Home >  Nation & World >  U.S. News

Friday, March 28, 2003

By Byron Spice, Post-Gazette Science Editor

A Pentagon initiative to find terrorists by sifting through computer databases has caused an outcry among privacy advocates, but the problem of safeguarding personal information isn't restricted to the military's Total Information Awareness program.

Even when identification, such as names and Social Security numbers, are stripped from medical records or other computerized information, it can be all too easy to infer identities by combining the remaining information with other databases, said Latanya Sweeney, director of the Data Privacy Laboratory at Carnegie Mellon University.

That makes privacy a concern even when the analysis isn't intended to identify or track any individual, as is the case for the Real-time Outbreak and Disease Surveillance program being developed at the University of Pittsburgh and Carnegie Mellon as an early warning for bioterrorism.

Scientists from the Defense Advanced Research Projects Agency, which runs the controversial Total Information Awareness program, are among several dozen researchers gathered for a two-day workshop on data privacy that concludes today at Carnegie Mellon.

"What people are worried about is that information will be used against them to deprive them of their individual rights," said DARPA's Doug Dyer.

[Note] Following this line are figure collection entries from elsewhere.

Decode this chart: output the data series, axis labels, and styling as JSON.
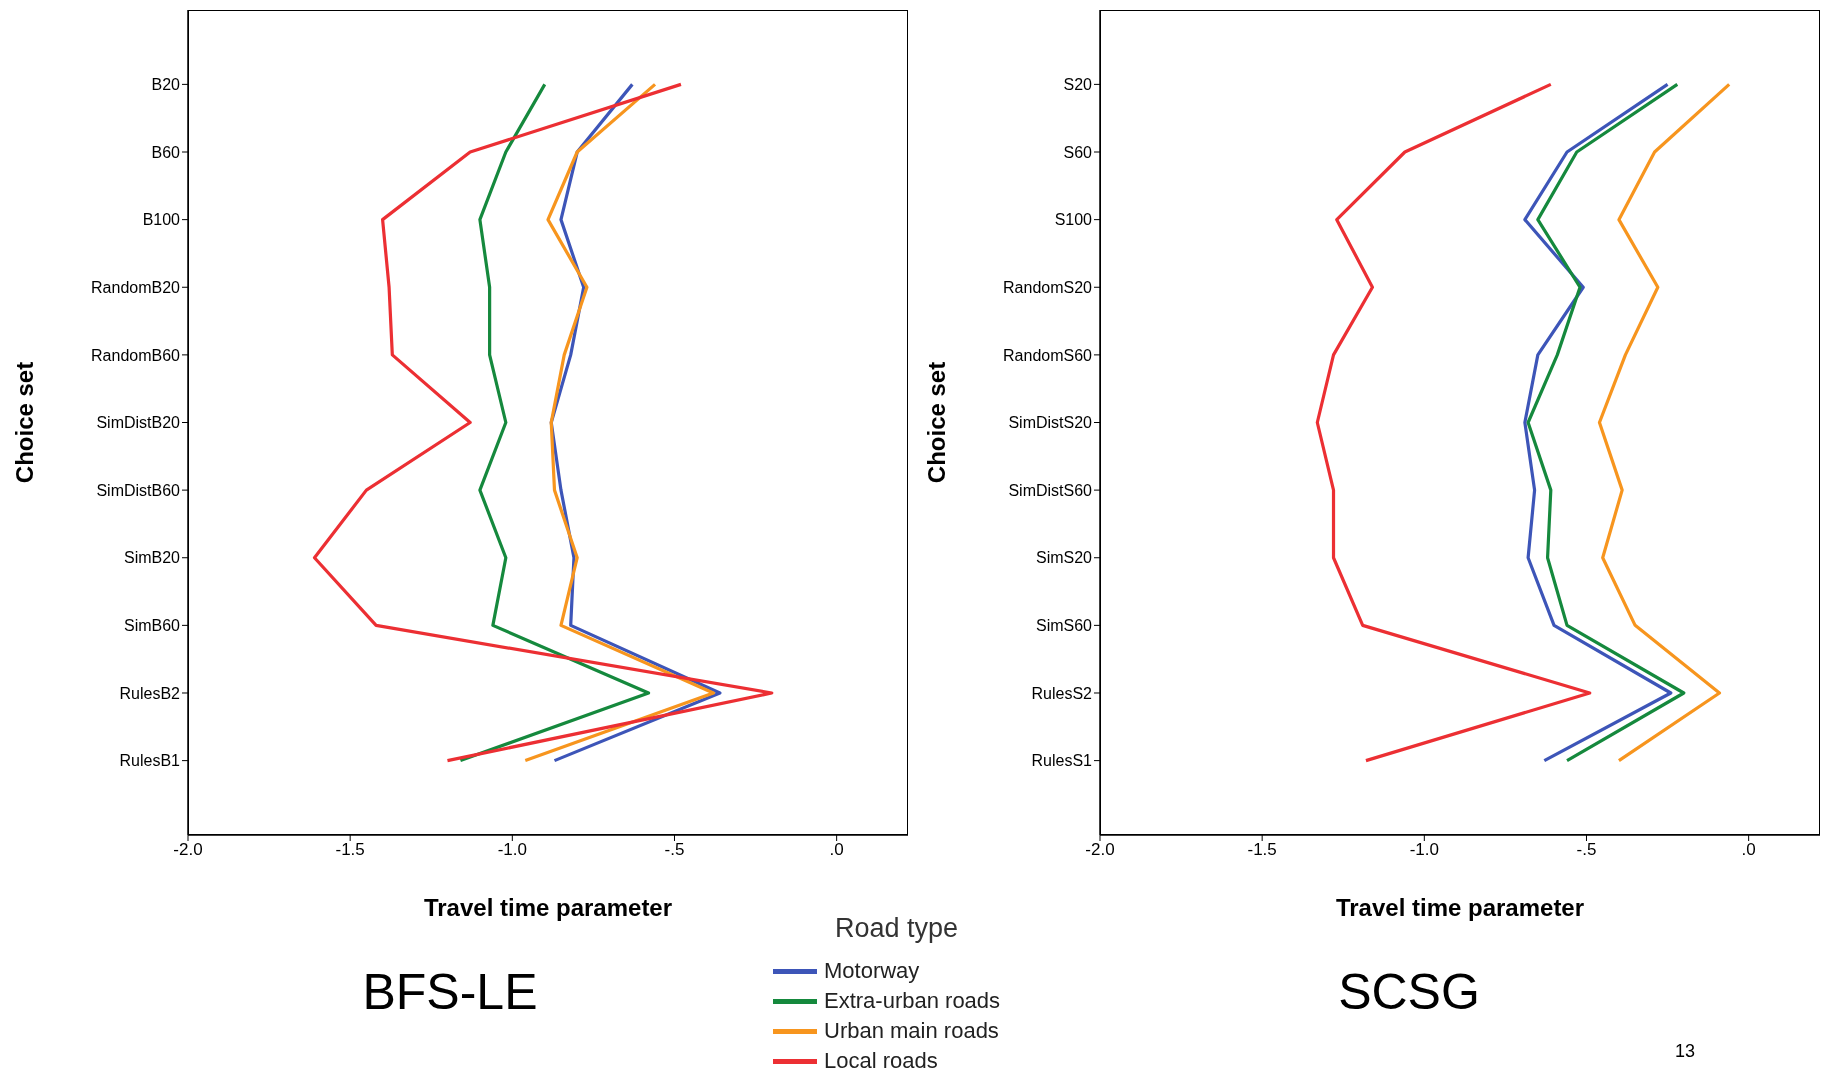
{
  "chart_data": [
    {
      "type": "line",
      "orientation": "horizontal",
      "title": "BFS-LE",
      "xlabel": "Travel time parameter",
      "ylabel": "Choice set",
      "legend_title": "Road type",
      "legend": "bottom right",
      "grid": false,
      "marker": "none",
      "line_style": "solid",
      "categories": [
        "B20",
        "B60",
        "B100",
        "RandomB20",
        "RandomB60",
        "SimDistB20",
        "SimDistB60",
        "SimB20",
        "SimB60",
        "RulesB2",
        "RulesB1"
      ],
      "xlim": [
        -2.0,
        0.22
      ],
      "xticks": [
        {
          "value": -2.0,
          "label": "-2.0"
        },
        {
          "value": -1.5,
          "label": "-1.5"
        },
        {
          "value": -1.0,
          "label": "-1.0"
        },
        {
          "value": -0.5,
          "label": "-.5"
        },
        {
          "value": 0,
          "label": ".0"
        }
      ],
      "series": [
        {
          "name": "Motorway",
          "color": "#3d55b8",
          "values": [
            -0.63,
            -0.8,
            -0.85,
            -0.78,
            -0.82,
            -0.88,
            -0.85,
            -0.81,
            -0.82,
            -0.36,
            -0.87
          ]
        },
        {
          "name": "Extra-urban roads",
          "color": "#15893d",
          "values": [
            -0.9,
            -1.02,
            -1.1,
            -1.07,
            -1.07,
            -1.02,
            -1.1,
            -1.02,
            -1.06,
            -0.58,
            -1.16
          ]
        },
        {
          "name": "Urban main roads",
          "color": "#f7951e",
          "values": [
            -0.56,
            -0.8,
            -0.89,
            -0.77,
            -0.84,
            -0.88,
            -0.87,
            -0.8,
            -0.85,
            -0.38,
            -0.96
          ]
        },
        {
          "name": "Local roads",
          "color": "#ec2f33",
          "values": [
            -0.48,
            -1.13,
            -1.4,
            -1.38,
            -1.37,
            -1.13,
            -1.45,
            -1.61,
            -1.42,
            -0.2,
            -1.2
          ]
        }
      ]
    },
    {
      "type": "line",
      "orientation": "horizontal",
      "title": "SCSG",
      "xlabel": "Travel time parameter",
      "ylabel": "Choice set",
      "grid": false,
      "marker": "none",
      "line_style": "solid",
      "annotations": [
        "13"
      ],
      "categories": [
        "S20",
        "S60",
        "S100",
        "RandomS20",
        "RandomS60",
        "SimDistS20",
        "SimDistS60",
        "SimS20",
        "SimS60",
        "RulesS2",
        "RulesS1"
      ],
      "xlim": [
        -2.0,
        0.22
      ],
      "xticks": [
        {
          "value": -2.0,
          "label": "-2.0"
        },
        {
          "value": -1.5,
          "label": "-1.5"
        },
        {
          "value": -1.0,
          "label": "-1.0"
        },
        {
          "value": -0.5,
          "label": "-.5"
        },
        {
          "value": 0,
          "label": ".0"
        }
      ],
      "series": [
        {
          "color": "#3d55b8",
          "values": [
            -0.25,
            -0.56,
            -0.69,
            -0.51,
            -0.65,
            -0.69,
            -0.66,
            -0.68,
            -0.6,
            -0.24,
            -0.63
          ]
        },
        {
          "color": "#15893d",
          "values": [
            -0.22,
            -0.53,
            -0.65,
            -0.52,
            -0.59,
            -0.68,
            -0.61,
            -0.62,
            -0.56,
            -0.2,
            -0.56
          ]
        },
        {
          "color": "#f7951e",
          "values": [
            -0.06,
            -0.29,
            -0.4,
            -0.28,
            -0.38,
            -0.46,
            -0.39,
            -0.45,
            -0.35,
            -0.09,
            -0.4
          ]
        },
        {
          "color": "#ec2f33",
          "values": [
            -0.61,
            -1.06,
            -1.27,
            -1.16,
            -1.28,
            -1.33,
            -1.28,
            -1.28,
            -1.19,
            -0.49,
            -1.18
          ]
        }
      ]
    }
  ]
}
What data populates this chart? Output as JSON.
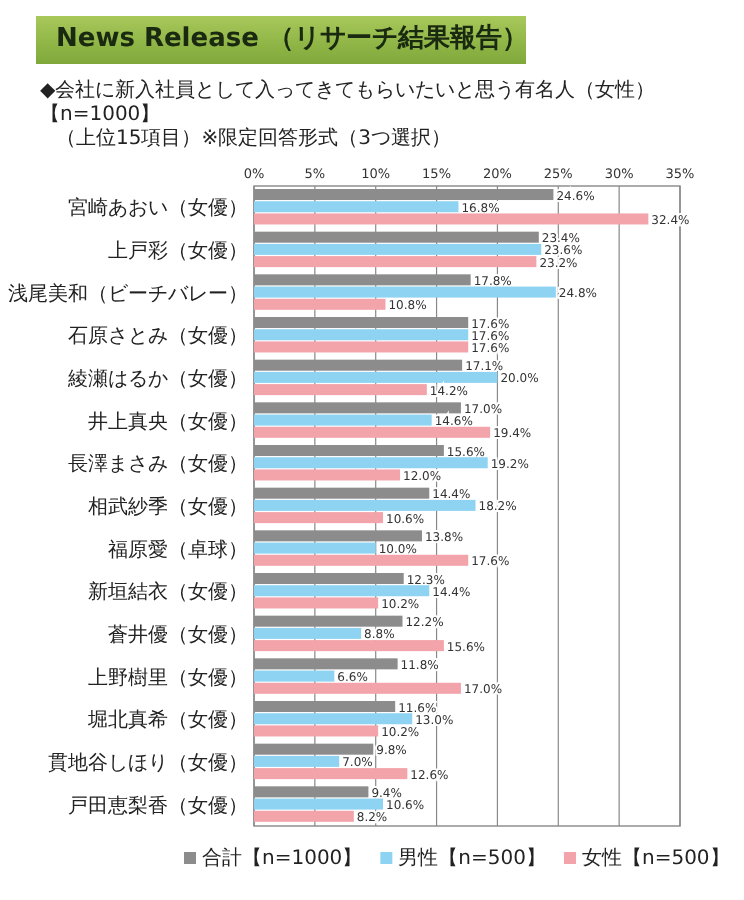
{
  "chart_data": {
    "type": "bar",
    "orientation": "horizontal",
    "title": "◆会社に新入社員として入ってきてもらいたいと思う有名人（女性）【n=1000】",
    "subtitle": "（上位15項目）※限定回答形式（3つ選択）",
    "annotations": [
      "News Release （リサーチ結果報告）"
    ],
    "categories": [
      "宮崎あおい（女優）",
      "上戸彩（女優）",
      "浅尾美和（ビーチバレー）",
      "石原さとみ（女優）",
      "綾瀬はるか（女優）",
      "井上真央（女優）",
      "長澤まさみ（女優）",
      "相武紗季（女優）",
      "福原愛（卓球）",
      "新垣結衣（女優）",
      "蒼井優（女優）",
      "上野樹里（女優）",
      "堀北真希（女優）",
      "貫地谷しほり（女優）",
      "戸田恵梨香（女優）"
    ],
    "series": [
      {
        "name": "合計【n=1000】",
        "color": "#8c8c8c",
        "values": [
          24.6,
          23.4,
          17.8,
          17.6,
          17.1,
          17.0,
          15.6,
          14.4,
          13.8,
          12.3,
          12.2,
          11.8,
          11.6,
          9.8,
          9.4
        ],
        "value_labels": [
          "24.6%",
          "23.4%",
          "17.8%",
          "17.6%",
          "17.1%",
          "17.0%",
          "15.6%",
          "14.4%",
          "13.8%",
          "12.3%",
          "12.2%",
          "11.8%",
          "11.6%",
          "9.8%",
          "9.4%"
        ]
      },
      {
        "name": "男性【n=500】",
        "color": "#8fd3f2",
        "values": [
          16.8,
          23.6,
          24.8,
          17.6,
          20.0,
          14.6,
          19.2,
          18.2,
          10.0,
          14.4,
          8.8,
          6.6,
          13.0,
          7.0,
          10.6
        ],
        "value_labels": [
          "16.8%",
          "23.6%",
          "24.8%",
          "17.6%",
          "20.0%",
          "14.6%",
          "19.2%",
          "18.2%",
          "10.0%",
          "14.4%",
          "8.8%",
          "6.6%",
          "13.0%",
          "7.0%",
          "10.6%"
        ]
      },
      {
        "name": "女性【n=500】",
        "color": "#f3a3aa",
        "values": [
          32.4,
          23.2,
          10.8,
          17.6,
          14.2,
          19.4,
          12.0,
          10.6,
          17.6,
          10.2,
          15.6,
          17.0,
          10.2,
          12.6,
          8.2
        ],
        "value_labels": [
          "32.4%",
          "23.2%",
          "10.8%",
          "17.6%",
          "14.2%",
          "19.4%",
          "12.0%",
          "10.6%",
          "17.6%",
          "10.2%",
          "15.6%",
          "17.0%",
          "10.2%",
          "12.6%",
          "8.2%"
        ]
      }
    ],
    "xlim": [
      0,
      35
    ],
    "xticks": [
      {
        "value": 0,
        "label": "0%"
      },
      {
        "value": 5,
        "label": "5%"
      },
      {
        "value": 10,
        "label": "10%"
      },
      {
        "value": 15,
        "label": "15%"
      },
      {
        "value": 20,
        "label": "20%"
      },
      {
        "value": 25,
        "label": "25%"
      },
      {
        "value": 30,
        "label": "30%"
      },
      {
        "value": 35,
        "label": "35%"
      }
    ],
    "grid": "x",
    "legend": "bottom"
  }
}
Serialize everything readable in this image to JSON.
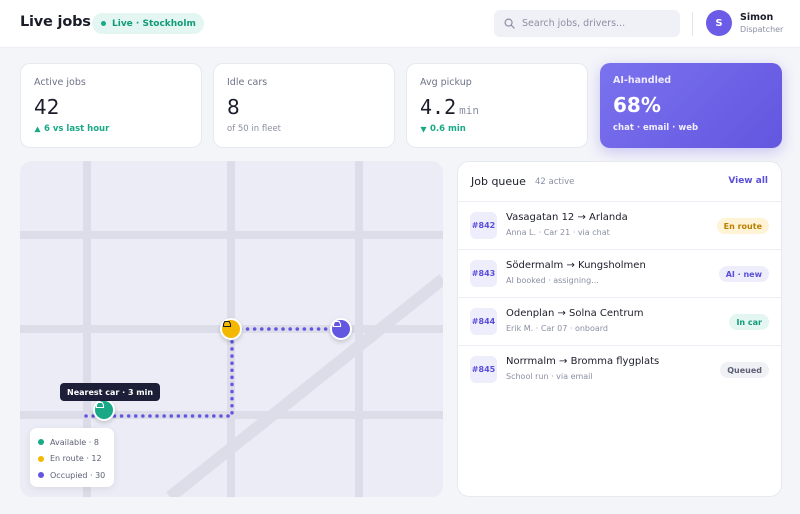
{
  "header": {
    "title": "Live jobs",
    "live_badge": "Live · Stockholm",
    "search_placeholder": "Search jobs, drivers...",
    "user": {
      "initial": "S",
      "name": "Simon",
      "role": "Dispatcher"
    }
  },
  "stats": [
    {
      "label": "Active jobs",
      "value": "42",
      "sub": "6 vs last hour",
      "sub_icon": "up-triangle-icon",
      "sub_color": "#19a987"
    },
    {
      "label": "Idle cars",
      "value": "8",
      "sub": "of 50 in fleet"
    },
    {
      "label": "Avg pickup",
      "value": "4.2",
      "unit": "min",
      "sub": "0.6 min",
      "sub_icon": "down-triangle-icon",
      "sub_color": "#19a987"
    },
    {
      "label": "AI-handled",
      "value": "68%",
      "sub": "chat · email · web"
    }
  ],
  "map": {
    "tooltip": "Nearest car · 3 min",
    "legend": [
      {
        "label": "Available · 8",
        "color": "#19a987"
      },
      {
        "label": "En route · 12",
        "color": "#f5b800"
      },
      {
        "label": "Occupied · 30",
        "color": "#6356e0"
      }
    ],
    "colors": {
      "available": "#19a987",
      "en_route": "#f5b800",
      "occupied": "#6356e0",
      "route": "#6356e0"
    }
  },
  "queue": {
    "title": "Job queue",
    "count": "42 active",
    "view_all": "View all",
    "jobs": [
      {
        "id": "#842",
        "route": "Vasagatan 12 → Arlanda",
        "meta": "Anna L. · Car 21 · via chat",
        "status": "En route",
        "status_bg": "#fff3d6",
        "status_fg": "#b97f00"
      },
      {
        "id": "#843",
        "route": "Södermalm → Kungsholmen",
        "meta": "AI booked · assigning...",
        "status": "AI · new",
        "status_bg": "#eeedfb",
        "status_fg": "#5a4fd8"
      },
      {
        "id": "#844",
        "route": "Odenplan → Solna Centrum",
        "meta": "Erik M. · Car 07 · onboard",
        "status": "In car",
        "status_bg": "#e3f6f1",
        "status_fg": "#139a7a"
      },
      {
        "id": "#845",
        "route": "Norrmalm → Bromma flygplats",
        "meta": "School run · via email",
        "status": "Queued",
        "status_bg": "#f0f1f5",
        "status_fg": "#5d6176"
      }
    ]
  }
}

But the system being designed by DARPA would not compile dossiers on every American; rather, it would look for behaviors and activities that terrorists must engage in to launch attacks.

"We just can't think of another way of preempting terrorist attacks without knowing about them in advance," Dyer said.

The U.S. Senate, citing the privacy concerns, last month voted unanimously to hold up funding for the program, which is directed by John Poindexter, former national security adviser to President Ronald Reagan and a figure in the Iran-Contra scandal.

"We're developing technology," Dyer said, not setting up a surveillance program. If the DARPA technology looks promising for identifying terrorists, it will then fall to Congress and others to decide whether it is deployed, who would use it, or what data might be used. Research thus far has been restricted to databases already gathered by U.S. intelligence agencies and to "synthetic" databases generated to see if the computer software could pick out terrorist-associated activities from the mass of data.

Ted Senator, another DARPA scientist, emphasized that these systems are not black boxes into which data is fed and which then spit out lists of suspects. Rather, the system would involve many layers at which potentially useful information is highlighted and passed on for further analysis and possible investigation. Each step of the process, he maintained, would be subject to safeguards and legal reviews.

Moreover, the system is being designed with a number of audit features to catch analysts who use the data inappropriately, or pass it on to unauthorized individuals or groups, Dyer said.

Data privacy is a growing concern, said Sweeney, whose lab is co-sponsoring the workshop along with Carnegie Mellon's Aladdin Center. The ability to generate and store computerized information on individuals is rising dramatically.

Her own research has shown that 87 percent of the U.S. population can be uniquely identified based just on gender, birth date and five-digit ZIP code. In one study, she found that by linking medical records -- stripped of names but including gender, birth dates and ZIP codes -- gathered by a governmental group, with voter registration records for Cambridge, Mass., she was able to identify the medical records of 97 percent of the 55,000 voters.

Though the Total Information Awareness program has generated fears of government snooping, efforts to use emergency room data to provide an early warning for bioterrorism are also subject to data privacy concerns.

Andrew Moore, a Carnegie Mellon computer scientist who is one of the researchers working on the Pitt/CMU Real-time Outbreak and Disease Surveillance system, noted that the research is showing that just looking at aggregate numbers -- the total number of emergency room patients from Squirrel Hill, the total number of respiratory disease patients -- may not be enough to identify an attack with biological weapons.

More specific information -- the number of people with skin problems in Fox Chapel, or the number of children with flu-like symptoms from Squirrel Hill -- might be necessary to detect an outbreak of anthrax or other biological agent in time to prevent deaths.

The Real-time Outbreak and Disease Surveillance system and other bioterror monitoring systems are meant to identify outbreaks, not patients, DARPA's Senator said.